There are also several techniques to remedy this, which are described extensively at the Sabre DAV website.

Unable to update Contacts or Events

If you get an error like:

PATCH https://example.com/remote.php/dav HTTP/1.0 501 Not Implemented

it is likely caused by one of the following reasons:

Using Pound reverse-proxy/load balancer

Check if your Pound installation supports the HTTP/1.1 verb. If it does not, update to the latest version.

Misconfigured Web server

Your Web server is misconfigured and blocks the needed DAV methods. Please refer to Troubleshooting WebDAV above for troubleshooting steps.

Client Sync Stalls

One known reason is stray locks.

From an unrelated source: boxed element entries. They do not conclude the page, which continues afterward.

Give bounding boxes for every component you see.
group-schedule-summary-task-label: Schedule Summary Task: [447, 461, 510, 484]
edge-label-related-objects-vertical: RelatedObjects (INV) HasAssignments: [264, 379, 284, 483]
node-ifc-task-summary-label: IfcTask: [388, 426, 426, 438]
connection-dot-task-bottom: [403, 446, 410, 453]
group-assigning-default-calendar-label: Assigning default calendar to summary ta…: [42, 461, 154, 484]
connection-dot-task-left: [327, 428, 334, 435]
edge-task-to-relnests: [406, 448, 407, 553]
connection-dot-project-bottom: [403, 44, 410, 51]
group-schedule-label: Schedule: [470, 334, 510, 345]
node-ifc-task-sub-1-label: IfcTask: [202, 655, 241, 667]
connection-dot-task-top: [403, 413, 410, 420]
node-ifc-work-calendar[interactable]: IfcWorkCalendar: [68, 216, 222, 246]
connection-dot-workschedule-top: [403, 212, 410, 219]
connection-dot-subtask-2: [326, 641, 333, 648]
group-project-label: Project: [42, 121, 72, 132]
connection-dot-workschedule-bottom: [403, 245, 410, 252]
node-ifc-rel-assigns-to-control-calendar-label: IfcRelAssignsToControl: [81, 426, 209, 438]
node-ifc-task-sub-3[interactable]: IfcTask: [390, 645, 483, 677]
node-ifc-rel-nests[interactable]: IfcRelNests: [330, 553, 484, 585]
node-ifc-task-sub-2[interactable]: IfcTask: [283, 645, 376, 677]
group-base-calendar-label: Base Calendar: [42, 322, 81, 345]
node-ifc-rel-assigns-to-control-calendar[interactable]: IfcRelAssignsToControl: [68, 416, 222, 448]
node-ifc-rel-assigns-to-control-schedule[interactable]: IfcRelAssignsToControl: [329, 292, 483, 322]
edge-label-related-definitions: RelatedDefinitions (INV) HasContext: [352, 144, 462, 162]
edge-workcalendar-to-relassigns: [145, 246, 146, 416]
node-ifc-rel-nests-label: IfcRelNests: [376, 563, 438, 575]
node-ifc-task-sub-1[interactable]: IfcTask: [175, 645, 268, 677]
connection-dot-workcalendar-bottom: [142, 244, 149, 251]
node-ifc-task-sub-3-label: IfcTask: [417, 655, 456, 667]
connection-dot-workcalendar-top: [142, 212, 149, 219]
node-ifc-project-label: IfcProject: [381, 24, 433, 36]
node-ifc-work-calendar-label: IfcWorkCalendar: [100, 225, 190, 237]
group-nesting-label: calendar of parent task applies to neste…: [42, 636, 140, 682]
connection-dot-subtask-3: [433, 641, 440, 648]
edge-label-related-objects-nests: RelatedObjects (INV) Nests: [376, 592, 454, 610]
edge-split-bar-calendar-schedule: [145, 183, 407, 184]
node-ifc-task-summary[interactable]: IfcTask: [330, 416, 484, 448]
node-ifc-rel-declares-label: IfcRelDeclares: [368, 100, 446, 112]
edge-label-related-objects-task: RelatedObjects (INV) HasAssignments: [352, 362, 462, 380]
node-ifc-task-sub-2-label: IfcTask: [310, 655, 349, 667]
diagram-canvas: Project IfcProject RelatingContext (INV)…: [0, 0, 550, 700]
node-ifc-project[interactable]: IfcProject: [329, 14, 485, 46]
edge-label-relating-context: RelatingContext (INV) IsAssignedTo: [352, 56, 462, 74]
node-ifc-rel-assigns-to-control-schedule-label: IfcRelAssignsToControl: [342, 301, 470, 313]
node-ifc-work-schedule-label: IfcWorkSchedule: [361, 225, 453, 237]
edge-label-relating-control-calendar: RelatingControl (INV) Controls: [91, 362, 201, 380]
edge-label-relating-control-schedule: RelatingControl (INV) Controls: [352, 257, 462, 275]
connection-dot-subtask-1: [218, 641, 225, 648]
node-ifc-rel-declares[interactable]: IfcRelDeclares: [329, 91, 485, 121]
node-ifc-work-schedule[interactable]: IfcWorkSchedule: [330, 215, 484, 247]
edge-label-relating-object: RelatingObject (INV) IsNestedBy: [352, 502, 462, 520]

These should expire automatically after an hour. If stray locks don’t expire (identified by e.g. repeated file.txt is locked and/or Exception\\\\FileLocked messages in your data/owncloud.log), make sure that you are running system cron and not Ajax cron (See Background Jobs). See https://github.com/owncloud/core/issues/22116 and https://central.owncloud.org/t/file-is-locked-how-to-unlock/985 for some discussion and additional info of this issue.

Other issues

Some services like Cloudflare can cause issues by minimizing JavaScript and loading it only when needed. When having issues like a not working login button or creating new users make sure to disable such services first.